Per quarant’anni i repellenti anti zanzara hanno fatto il loro dovere, tenendo lontani questi insetti dalla nostra pelle. Adesso però qualcosa sembra essersi rotto: le zanzare stanno imparando ad apprezzarli, trasformando quello che era un segnale di pericolo in un invito a cena. Un ribaltamento che dovrebbe far drizzare le antenne, perché parliamo di un alleato che molti danno per scontato ogni estate.
Quando il repellente diventa un richiamo
L’estate è praticamente alle porte e con essa tornano puntuali le zanzare. Uno studio pubblicato sulla rivista Journal of Experimental Biology porta una notizia poco rassicurante: la classica molecola sintetica N,N-Dietil-meta-toluamide, quella che tutti conosciamo come DEET, ha smesso di respingere le zanzare per cominciare ad attirarle.
I ricercatori hanno puntato i riflettori sull’Aedes aegypti, la famigerata zanzara responsabile della febbre gialla, della dengue e dello zika. Hanno costruito un ambiente di laboratorio controllatissimo, con reti, fonti di calore che simulavano il sangue caldo umano e ricompense a base di zucchero. Tutte condizioni ideali, certo, ma combinate con la presenza dell’odore del repellente.
Dopo diversi cicli di esposizione a queste condizioni, è emerso qualcosa di sorprendente: le zanzare avevano sviluppato la capacità di imparare, creando un’associazione tra il repellente e la presenza di un buon posto dove pungere. In pratica, se una zanzara osa attraversare la barriera lasciata dal repellente e riesce a pungere, oppure ad alimentarsi di zucchero come in questo caso, il suo cervello si riprogramma. Il DEET passa così dall’essere un segnale di “pericolo” a una segnalazione che dice “qui c’è da mangiare”. I dati parlano chiaro: dopo questo condizionamento, oltre il 60% delle zanzare tornava a cercare l’odore del repellente, ignorando del tutto la sua natura respingente originale.

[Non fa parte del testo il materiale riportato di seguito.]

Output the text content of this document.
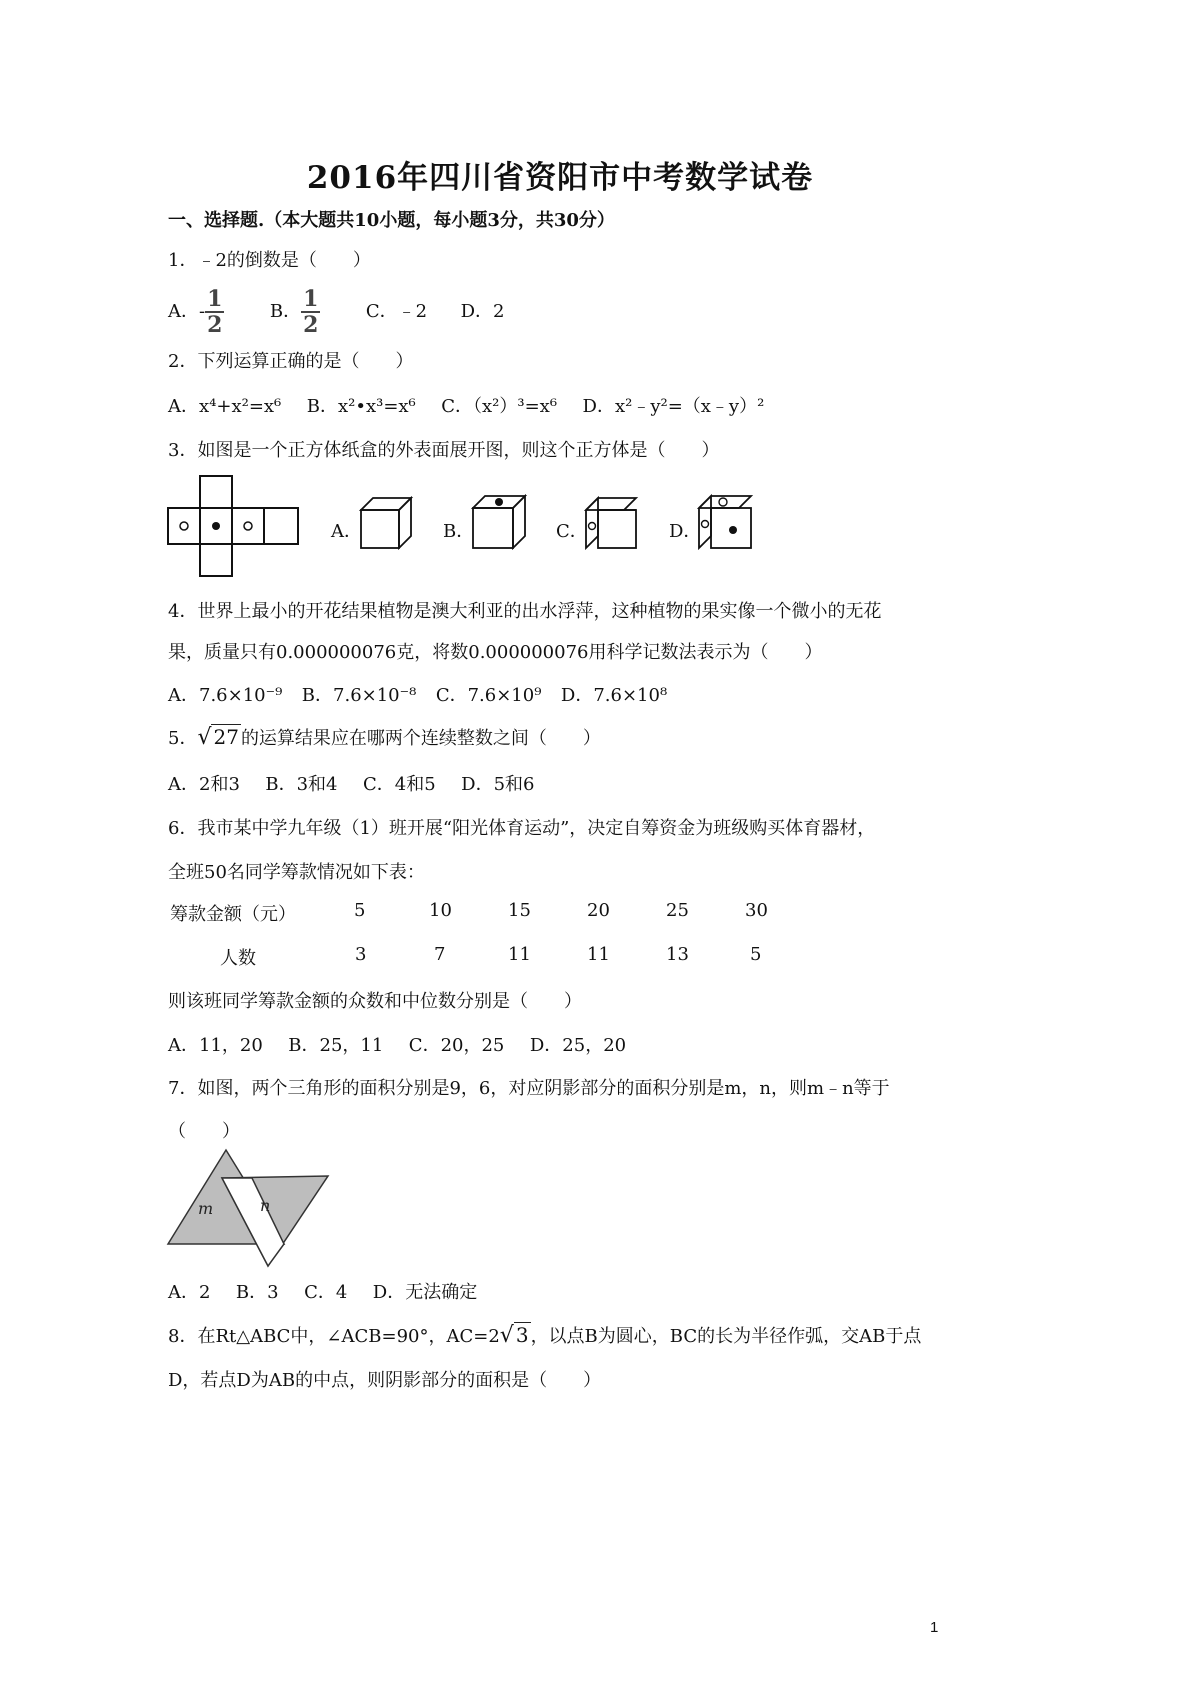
2016年四川省资阳市中考数学试卷
一、选择题.（本大题共10小题，每小题3分，共30分）
1．﹣2的倒数是（　　）
A．- $\frac{1}{2}$	B． $\frac{1}{2}$	C．﹣2 D．2
2．下列运算正确的是（　　）
A．x⁴+x²=x⁶ B．x²•x³=x⁶ C．（x²）³=x⁶ D．x²﹣y²=（x﹣y）²
3．如图是一个正方体纸盒的外表面展开图，则这个正方体是（　　）
A．	B．	C．	D．
4．世界上最小的开花结果植物是澳大利亚的出水浮萍，这种植物的果实像一个微小的无花
果，质量只有0.000000076克，将数0.000000076用科学记数法表示为（　　）
A．7.6×10⁻⁹ B．7.6×10⁻⁸ C．7.6×10⁹ D．7.6×10⁸
5．√ 27 的运算结果应在哪两个连续整数之间（　　）
A．2和3 B．3和4 C．4和5 D．5和6
6．我市某中学九年级（1）班开展“阳光体育运动”，决定自筹资金为班级购买体育器材，
全班50名同学筹款情况如下表：
筹款金额（元）	5	10	15	20	25	30
人数	3	7	11	11	13	5
则该班同学筹款金额的众数和中位数分别是（　　）
A．11，20 B．25，11 C．20，25 D．25，20
7．如图，两个三角形的面积分别是9，6，对应阴影部分的面积分别是m，n，则m﹣n等于
（　　）
m	n
A．2 B．3 C．4 D．无法确定
8．在Rt△ABC中，∠ACB=90°，AC=2√ 3 ，以点B为圆心，BC的长为半径作弧，交AB于点
D，若点D为AB的中点，则阴影部分的面积是（　　）
1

Un sospetto che gli esperti coltivano da anni
Il salto verso l’attrazione vera e propria è una novità, ma gli entomologi avevano già qualche pulce nell’orecchio da tempo. Già nel 2013 uno studio aveva dimostrato che le zanzare sviluppavano tolleranza ai repellenti. In quel caso si era visto che, tre ore dopo una prima esposizione al DEET, gli insetti lo ignoravano completamente. Adesso sappiamo qualcosa in più su cosa accade esattamente a livello neurobiologico.
C’è però un dettaglio che vale la pena sottolineare. Questi risultati sono stati ottenuti in un ambiente molto controllato, forzando scenari specifici con ricompense garantite. Nel mondo reale il caos regna sovrano: una zanzara che fiuta il repellente e non riesce a pungere, perché la concentrazione è alta, non riceve la “ricompensa” del sangue. E senza ricompensa, quell’apprendimento non si consolida.
Ecco perché i ricercatori insistono sulla necessità di applicare il repellente nei tempi e nella concentrazione adeguata. Tutto questo, comunque, non toglie la necessità di ripensare le strategie di salute pubblica, adattandole a questa plasticità delle zanzare. Non si tratta solo di una puntura fastidiosa: parliamo di insetti che trasmettono malattie pesanti come la malaria e lo zika.